United Way: Most great mentors have at some point been mentees. Is that the case for you?
Angelique: I have amazing mentors – people who show me unconditional love and support. People like Jimmy Settles who took a chance on me, my Pastor Rev. Dr. Wendell Anthony and the associate pastor at my church, Mayowa Reynolds, who is also a principal at one of our Detroit Public Schools. Although they’re some of my biggest cheerleaders, at the same time, they tell me when I need to check myself, to expand my thoughts and when I need to focus. When you have a mentor who can point out both the positive and the negative, it helps you become and maintain being a more balanced person. Who I am today is a result of great mentors and the support of my family and my “village.”
United Way: Family support is pivotal. Tell us about the family members who have inspired you.

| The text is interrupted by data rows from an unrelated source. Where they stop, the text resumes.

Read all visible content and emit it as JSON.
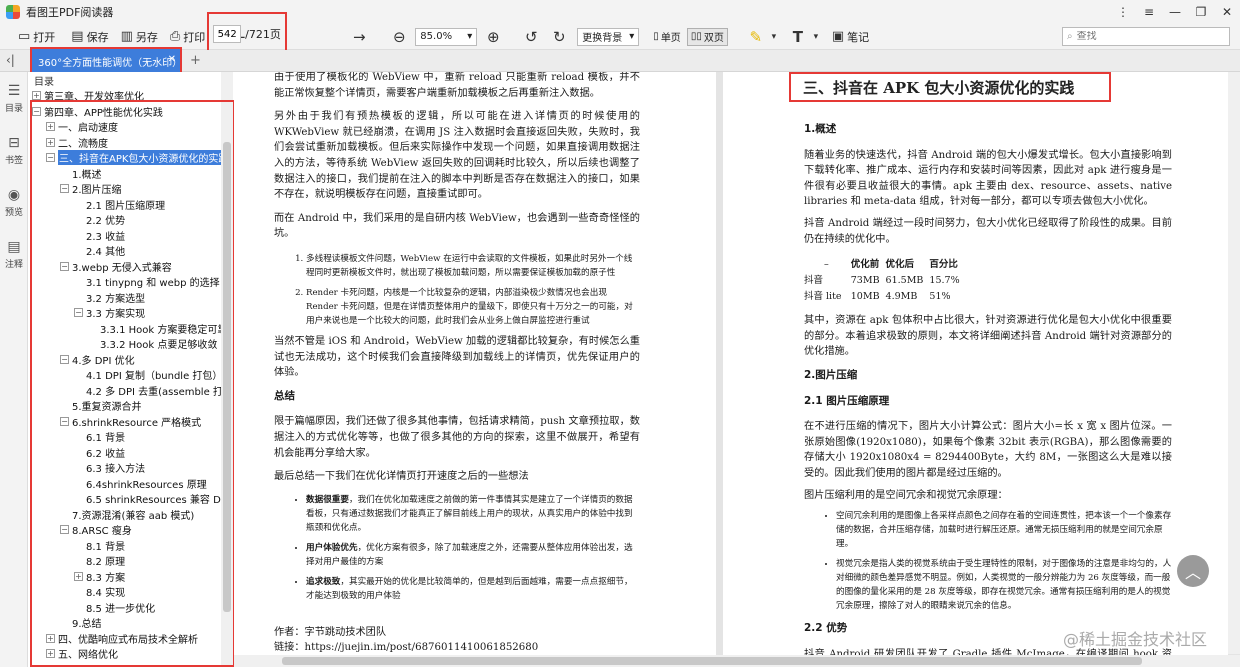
{
  "app": {
    "title": "看图王PDF阅读器"
  },
  "window": {
    "controls": [
      "⋮",
      "≡",
      "—",
      "❐",
      "✕"
    ]
  },
  "toolbar": {
    "open": "打开",
    "save": "保存",
    "save_as": "另存",
    "print": "打印",
    "page_current": "542",
    "page_total": "/721页",
    "zoom": "85.0%",
    "bg": "更换背景",
    "single": "单页",
    "double": "双页",
    "note": "笔记",
    "search_placeholder": "查找"
  },
  "tab": {
    "title": "360°全方面性能调优（无水印）",
    "close": "✕",
    "add": "+"
  },
  "side": {
    "toc": "目录",
    "bookmark": "书签",
    "preview": "预览",
    "annot": "注释"
  },
  "toc": {
    "header": "目录",
    "items": [
      {
        "lvl": 0,
        "ex": "+",
        "t": "第三章、开发效率优化"
      },
      {
        "lvl": 0,
        "ex": "−",
        "t": "第四章、APP性能优化实践"
      },
      {
        "lvl": 1,
        "ex": "+",
        "t": "一、启动速度"
      },
      {
        "lvl": 1,
        "ex": "+",
        "t": "二、流畅度"
      },
      {
        "lvl": 1,
        "ex": "−",
        "t": "三、抖音在APK包大小资源优化的实践",
        "sel": true
      },
      {
        "lvl": 2,
        "ex": "",
        "t": "1.概述"
      },
      {
        "lvl": 2,
        "ex": "−",
        "t": "2.图片压缩"
      },
      {
        "lvl": 3,
        "ex": "",
        "t": "2.1 图片压缩原理"
      },
      {
        "lvl": 3,
        "ex": "",
        "t": "2.2 优势"
      },
      {
        "lvl": 3,
        "ex": "",
        "t": "2.3 收益"
      },
      {
        "lvl": 3,
        "ex": "",
        "t": "2.4 其他"
      },
      {
        "lvl": 2,
        "ex": "−",
        "t": "3.webp 无侵入式兼容"
      },
      {
        "lvl": 3,
        "ex": "",
        "t": "3.1 tinypng 和 webp 的选择"
      },
      {
        "lvl": 3,
        "ex": "",
        "t": "3.2 方案选型"
      },
      {
        "lvl": 3,
        "ex": "−",
        "t": "3.3 方案实现"
      },
      {
        "lvl": 4,
        "ex": "",
        "t": "3.3.1 Hook 方案要稳定可靠"
      },
      {
        "lvl": 4,
        "ex": "",
        "t": "3.3.2 Hook 点要足够收敛"
      },
      {
        "lvl": 2,
        "ex": "−",
        "t": "4.多 DPI 优化"
      },
      {
        "lvl": 3,
        "ex": "",
        "t": "4.1 DPI 复制（bundle 打包）"
      },
      {
        "lvl": 3,
        "ex": "",
        "t": "4.2 多 DPI 去重(assemble 打包)"
      },
      {
        "lvl": 2,
        "ex": "",
        "t": "5.重复资源合并"
      },
      {
        "lvl": 2,
        "ex": "−",
        "t": "6.shrinkResource 严格模式"
      },
      {
        "lvl": 3,
        "ex": "",
        "t": "6.1 背景"
      },
      {
        "lvl": 3,
        "ex": "",
        "t": "6.2 收益"
      },
      {
        "lvl": 3,
        "ex": "",
        "t": "6.3 接入方法"
      },
      {
        "lvl": 3,
        "ex": "",
        "t": "6.4shrinkResources 原理"
      },
      {
        "lvl": 3,
        "ex": "",
        "t": "6.5 shrinkResources 兼容 Dynamic"
      },
      {
        "lvl": 2,
        "ex": "",
        "t": "7.资源混淆(兼容 aab 模式)"
      },
      {
        "lvl": 2,
        "ex": "−",
        "t": "8.ARSC 瘦身"
      },
      {
        "lvl": 3,
        "ex": "",
        "t": "8.1 背景"
      },
      {
        "lvl": 3,
        "ex": "",
        "t": "8.2 原理"
      },
      {
        "lvl": 3,
        "ex": "+",
        "t": "8.3 方案"
      },
      {
        "lvl": 3,
        "ex": "",
        "t": "8.4 实现"
      },
      {
        "lvl": 3,
        "ex": "",
        "t": "8.5 进一步优化"
      },
      {
        "lvl": 2,
        "ex": "",
        "t": "9.总结"
      },
      {
        "lvl": 1,
        "ex": "+",
        "t": "四、优酷响应式布局技术全解析"
      },
      {
        "lvl": 1,
        "ex": "+",
        "t": "五、网络优化"
      }
    ]
  },
  "left_page": {
    "p1": "由于使用了模板化的 WebView 中，重新 reload 只能重新 reload 模板，并不能正常恢复整个详情页，需要客户端重新加载模板之后再重新注入数据。",
    "p2": "另外由于我们有预热模板的逻辑，所以可能在进入详情页的时候使用的 WKWebView 就已经崩溃，在调用 JS 注入数据时会直接返回失败，失败时，我们会尝试重新加载模板。但后来实际操作中发现一个问题，如果直接调用数据注入的方法，等待系统 WebView 返回失败的回调耗时比较久，所以后续也调整了数据注入的接口，我们提前在注入的脚本中判断是否存在数据注入的接口，如果不存在，就说明模板存在问题，直接重试即可。",
    "p3": "而在 Android 中，我们采用的是自研内核 WebView，也会遇到一些奇奇怪怪的坑。",
    "li1": "多线程读模板文件问题，WebView 在运行中会读取的文件模板，如果此时另外一个线程同时更新模板文件时，就出现了模板加载问题，所以需要保证模板加载的原子性",
    "li2": "Render 卡死问题，内核是一个比较复杂的逻辑，内部溢染极少数情况也会出现 Render 卡死问题，但是在详情页整体用户的量级下，即使只有十万分之一的可能，对用户来说也是一个比较大的问题，此时我们会从业务上做白屏监控进行重试",
    "p4": "当然不管是 iOS 和 Android，WebView 加载的逻辑都比较复杂，有时候怎么重试也无法成功，这个时候我们会直接降级到加载线上的详情页，优先保证用户的体验。",
    "h_summary": "总结",
    "p5": "限于篇幅原因，我们还做了很多其他事情，包括请求精简，push 文章预拉取，数据注入的方式优化等等，也做了很多其他的方向的探索，这里不做展开，希望有机会能再分享给大家。",
    "p6": "最后总结一下我们在优化详情页打开速度之后的一些想法",
    "b1_head": "数据很重要",
    "b1": "，我们在优化加载速度之前做的第一件事情其实是建立了一个详情页的数据看板，只有通过数据我们才能真正了解目前线上用户的现状，从真实用户的体验中找到瓶颈和优化点。",
    "b2_head": "用户体验优先",
    "b2": "，优化方案有很多，除了加载速度之外，还需要从整体应用体验出发，选择对用户最佳的方案",
    "b3_head": "追求极致",
    "b3": "，其实最开始的优化是比较简单的，但是越到后面越难，需要一点点抠细节，才能达到极致的用户体验",
    "author": "作者：字节跳动技术团队",
    "link": "链接：https://juejin.im/post/6876011410061852680"
  },
  "right_page": {
    "title": "三、抖音在 APK 包大小资源优化的实践",
    "h1": "1.概述",
    "p1": "随着业务的快速迭代，抖音 Android 端的包大小爆发式增长。包大小直接影响到下载转化率、推广成本、运行内存和安装时间等因素，因此对 apk 进行瘦身是一件很有必要且收益很大的事情。apk 主要由 dex、resource、assets、native libraries 和 meta-data 组成，针对每一部分，都可以专项去做包大小优化。",
    "p2": "抖音 Android 端经过一段时间努力，包大小优化已经取得了阶段性的成果。目前仍在持续的优化中。",
    "tbl_head": [
      "–",
      "优化前",
      "优化后",
      "百分比"
    ],
    "tbl_r1": [
      "抖音",
      "73MB",
      "61.5MB",
      "15.7%"
    ],
    "tbl_r2": [
      "抖音 lite",
      "10MB",
      "4.9MB",
      "51%"
    ],
    "p3": "其中，资源在 apk 包体积中占比很大，针对资源进行优化是包大小优化中很重要的部分。本着追求极致的原则，本文将详细阐述抖音 Android 端针对资源部分的优化措施。",
    "h2": "2.图片压缩",
    "h21": "2.1 图片压缩原理",
    "p4": "在不进行压缩的情况下，图片大小计算公式：图片大小=长 x 宽 x 图片位深。一张原始图像(1920x1080)，如果每个像素 32bit 表示(RGBA)，那么图像需要的存储大小 1920x1080x4 = 8294400Byte，大约 8M，一张图这么大是难以接受的。因此我们使用的图片都是经过压缩的。",
    "p5": "图片压缩利用的是空间冗余和视觉冗余原理：",
    "li1": "空间冗余利用的是图像上各采样点颜色之间存在着的空间连贯性，把本该一个一个像素存储的数据，合并压缩存储，加载时进行解压还原。通常无损压缩利用的就是空间冗余原理。",
    "li2": "视觉冗余是指人类的视觉系统由于受生理特性的限制，对于图像场的注意是非均匀的，人对细微的颜色差异感觉不明显。例如，人类视觉的一般分辨能力为 26 灰度等级，而一般的图像的量化采用的是 28 灰度等级，即存在视觉冗余。通常有损压缩利用的是人的视觉冗余原理，擦除了对人的眼睛来说冗余的信息。",
    "h22": "2.2 优势",
    "p6": "抖音 Android 研发团队开发了 Gradle 插件 McImage，在编译期间 hook 资源，"
  },
  "watermark": "@稀土掘金技术社区",
  "colors": {
    "accent": "#3d7ddb",
    "highlight": "#e53935"
  }
}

Angelique: My mom – she worked two jobs to support her three girls. She was also heavily involved with UAW. I remember going to labor walks and union meetings as a very young kid, and I took in what I was hearing. It became a part of who I am. When I got older, I exposed my kids to the same thing. I knew my son was paying attention, too, when he got to eighth grade and wrote a paper arguing in favor of collective bargaining. Later, he wanted to stage a walk out at his school in support of teachers and students who had complaints about building conditions. I asked where he got that idea, and he said, “I got it from you. You’re always standing up for me and my sister. You should stand up for other kids too.” From there, my campaign for schoolboard was born.
United Way: That’s a great story. Speaking of your campaign for schoolboard, you’re up for re-election soon. What is it that continues to drive and motivate you to be an advocate for public education?
Angelique: I’m a product of public education and a benefactor of the people who fought for my education. Now, we owe young people the same type of fight, the same integrity and the same grind that people did for us. We made a lot of progress – reduced teacher vacancies, increased attendance and increased pay for teachers and staff. Our academics were on the rise as well outpacing other districts with state testing. Then COVID hit and impeded our progress. Now, I understand we can get back there and exceed what we put in place before the pandemic. If I can be a part of the continued transformation and create excellence in our school district, I need to do that.
United Way: Thanks so much Angelique. Any last thoughts to share?
Angelique: If you are in a position to advocate for someone or something, do it. The time has come and gone for any of us to stand on the sidelines and watch others do the work. We no longer have the luxury of doing that. Advocacy is a participatory sport and we need everyone to play a part! The need in our community, in our state and in our world is too great. If not you, then who? And if not now, then when?